Momen Pilkada DKI Jakarta 2017 menyisakan banyak pertanyaan untuk para peneliti khususnya peneliti yang mempunyai fokus melakukan penilaian terhadap tingkat kepuasan masyarakat terhadap program-program pemerintah, popularitas, dan juga elektabilitas incumbent maupun calon-calon baru yang berlaga di ajang pemilu maupun pemilukada.
Salah satu hasil yang cukup “aneh” adalah hasil riset yang menyatakan bahwa tingkat kepuasan masyarakat DKI terhadap program incumbent (Basuki – Djarot) yang mencapai lebih dari 70% tetapi hasil akhir pemilukada menyatakan bahwa incumbent kalah dengan raihan suara hanya dibawah 44%. Terhadap hasil yang cukup aneh ini, beberapa pengamat menyatakan bahwa masyarakat DKI bukanlah pemilih rasional. Karena kalau rasional, setidaknya incumbent akan meraih suara sekitar 70% tersebut. Sama dengan tingkat kepuasan masyarakat.
Benarkah pernyataan tersebut?
Untuk menjawab pertanyaan ini, saya akan sharing pengalaman melakukan survey kepuasan masyarakat yang pernah saya lakukan baik di DKI Jakarta maupun di tempat lain.
Pada tahun 2008/2009, kami melakukan riset untuk menilai tingkat kepuasan masyarakat miskin di Jakarta terhadap program pemprov waktu itu dibawah kepemimpinan Foke. Riset kami menggunakan random sampling dengan jumlah responden 400 orang. Jumlah responden ini adalah standar jumlah responden yang juga dipakai oleh mayoritas lembaga survey dalam ajang pilkada di Indonesia.
Hasilnya, 90.25 % responden mengaku puas dengan kinerja pemprov. Namun seperti kita ketahui, pada tahun 2012, Foke kalah dibanting Jokowi dengan perolehan hanya 46% saja. Waktu itu, beberapa riset mengkonfirmasi bahwa Jokowi justru banyak didukung oleh kelompok masyarakat menengah kebawah di Jakarta.

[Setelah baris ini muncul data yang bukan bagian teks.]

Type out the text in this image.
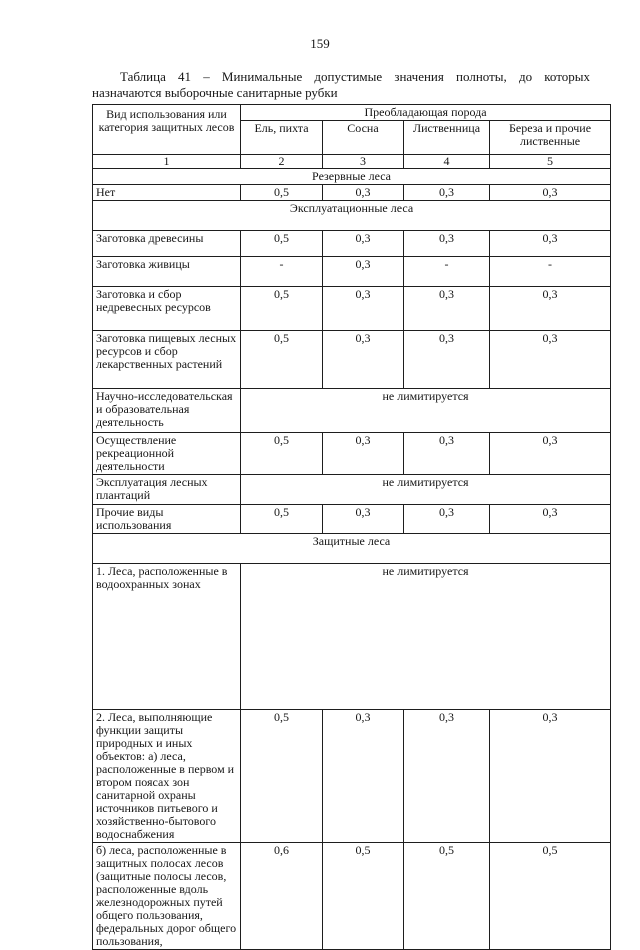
159
Таблица 41 – Минимальные допустимые значения полноты, до которых
назначаются выборочные санитарные рубки
Вид использования или категория защитных лесов	Преобладающая порода			
	Ель, пихта	Сосна	Лиственница	Береза и прочие лиственные
1	2	3	4	5
Резервные леса				
Нет	0,5	0,3	0,3	0,3
Эксплуатационные леса				
Заготовка древесины	0,5	0,3	0,3	0,3
Заготовка живицы	-	0,3	-	-
Заготовка и сбор недревесных ресурсов	0,5	0,3	0,3	0,3
Заготовка пищевых лесных ресурсов и сбор лекарственных растений	0,5	0,3	0,3	0,3
Научно-исследовательская и образовательная деятельность	не лимитируется			
Осуществление рекреационной деятельности	0,5	0,3	0,3	0,3
Эксплуатация лесных плантаций	не лимитируется			
Прочие виды использования	0,5	0,3	0,3	0,3
Защитные леса				
1. Леса, расположенные в водоохранных зонах	не лимитируется			
2. Леса, выполняющие функции защиты природных и иных объектов: а) леса, расположенные в первом и втором поясах зон санитарной охраны источников питьевого и хозяйственно-бытового водоснабжения	0,5	0,3	0,3	0,3
б) леса, расположенные в защитных полосах лесов (защитные полосы лесов, расположенные вдоль железнодорожных путей общего пользования, федеральных дорог общего пользования,	0,6	0,5	0,5	0,5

Tahun 2011/2012, untuk thesis S2 saya, saya kembali melakukan riset serupa di Karangasem Bali dengan fokus evaluasi Program Raskin. Hasilnya, 57% masyarakat menyatakan tidak puas dengan kualitas Raskin karena beras yang mereka terima warnanya kekuning-kuningan dan agak bau. Meski demikian, 83% responden mengaku puas dengan program raskin tersebut.
Paradok Kepuasan
Oleh pembimbing thesis saya, saya diminta menjelaskan fenomena aneh tersebut. Akhirnya saya memakai beberapa teori “paradok kepuasan” yang lepas sama sekali dengan riset kuantitatif yang saya lakukan. Ternyata kepuasan atas program tidak semata karena kualitas program itu sendiri.
Terjadinya ketidaksesuaian antara kondisi sesungguhnya dengan penilaian masyarakat atau individu secara subjektif salah satunya disebabkan karena masyarakat sudah mampu menyesuaikan standar hidup mereka dengan kondisi yang ada.
Riset saya juga menggarisbawahi bahwa kepuasan individu dan masyarakat sangat dipengaruhi oleh faktor budaya dan perasaan individu maupun masyarakat. Kepuasan tidak selalu rasional. Kualitas kinerja atau program tidak menjadi faktor tunggal atas kepuasan masyarakat. Justru faktor dalam individu dan budaya yang sangat mempengaruhi definisi “puas” bagi setiap individu.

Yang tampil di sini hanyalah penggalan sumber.